If we have acquired any kind of success worthy of a Bennington education, we know the art of accommodating white expectations. Students of color leave Bennington and realize (over and over) that nothing is equal for us. How the world embraces us is unequal. How we respond is unequal. Black people are active targets of either hate filled individuals or overzealous police throughout the country. We still carry what WEB DuBois refers to as “a double consciousness.” The pain of witnessing the generations behind us come to grips with all this is unbearable.

We left Bennington with an extraordinary education and thought anything was possible. The question remains: what role has Bennington played in how African American graduates hold on to the fragile, elusive reality of possibility when we face a uniquely vicious form of oppression?

Janis A. Pryor ’71 spent more than 30 years in politics and media. Her work has garnered several awards including the Iris Award for talk show programming, the International Television and Film Award for cultural programming, and an Emmy Nomination for editorial broadcast journalism. She has written two books, the latest, Dinner with Trixie, the South settles an old score with the North (Black Pawn Press).

Suggestions & Reflections

At the Fall 2013 All Class Reunion on campus, three alumni—Janis Pryor ’71, Esther Moses Hatch ’72 (the late founder of the Independent School Diversity Network), and Roberta Hunter ’74—led a round-table discussion with other alumni and staff about their experiences at Bennington as people of color. The conversation and dialogue was important to help the College as it works to build community and to foster inclusion on campus. Since that time, Bennington has created numerous programs, initiatives, and trainings to develop a more inclusive and diverse community— including a workshop directly led by Esther Moses Hatch in 2015 shortly before her death.

This is ongoing and essential work. We invite your reflections, recommendations, and participation. Please be in touch with Delia Saenz, Vice President for Institutional Inclusion, Equity, and Leadership Development with your own recommendations. Janis Pryor shared ideas of speakers and programs below to foster conversations about privilege, race, and community.

Dain and Constance Perry—Give a showing of the PBS documentary Traces of the Trade that profiles one of America’s largest slave-trading families, the DeWolfs of Rhode Island. Dain Perry is a direct descendant of the DeWolfs. With his wife, Constance, he has sought to confront their own role in this chapter of American history and its legacy by retracing the slave-trading route that their ancestors took from Africa to the United States. Invite the Perrys for a showing followed by a dialogue.

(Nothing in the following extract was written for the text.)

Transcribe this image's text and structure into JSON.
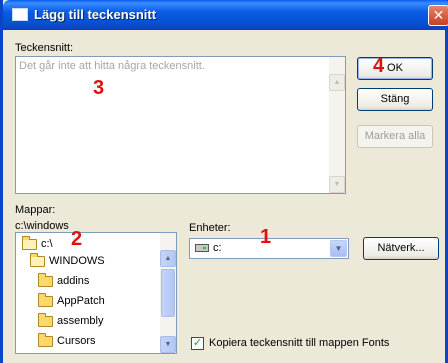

Peggy McIntosh, professor emeritus at Wellesley College—McIntosh originated the concept of white privilege and has developed anti-racism training programs for educators. She lectures on the advantages she has because her skin is white. She is also the founder of the National SEED Project.

Crossroads Anti-Racism Training—Based in Illinois, this group develops workshops on systemic and institutional racism. Their trainings highlight in part historical facts that illustrate the evolution and perpetuation of racism, why and how racism is so entrenched in American society, how it impacts all of us consciously and unconsciously so we can create ways to dismantle systemic racism along with the language to talk about this.

Other speaker suggestions—Ta Nehisi Coates, Imani Perry, Michael Eric Dyson, Nikki Giovanni, Kiese Laymon, Michelle Alexander, Melissa Harris Perry, Tim Wise, Robin D’Angelo, Eugene Robinson, and Jim Wallis. I suggest a course be designed that is based on the writings and work of these recommendations, as well as other authors, who address the complexity of racism.

Correction: This essay has been updated from the time of its original publishing to accurately reflect the incident in which pet rats were named anti-black, racist epithets. The alumna’s experience was not shared at a reunion roundtable, but instead included in Lydia Brassard’s ’08 senior thesis that detailed the experience of women of color at Bennington throughout generations.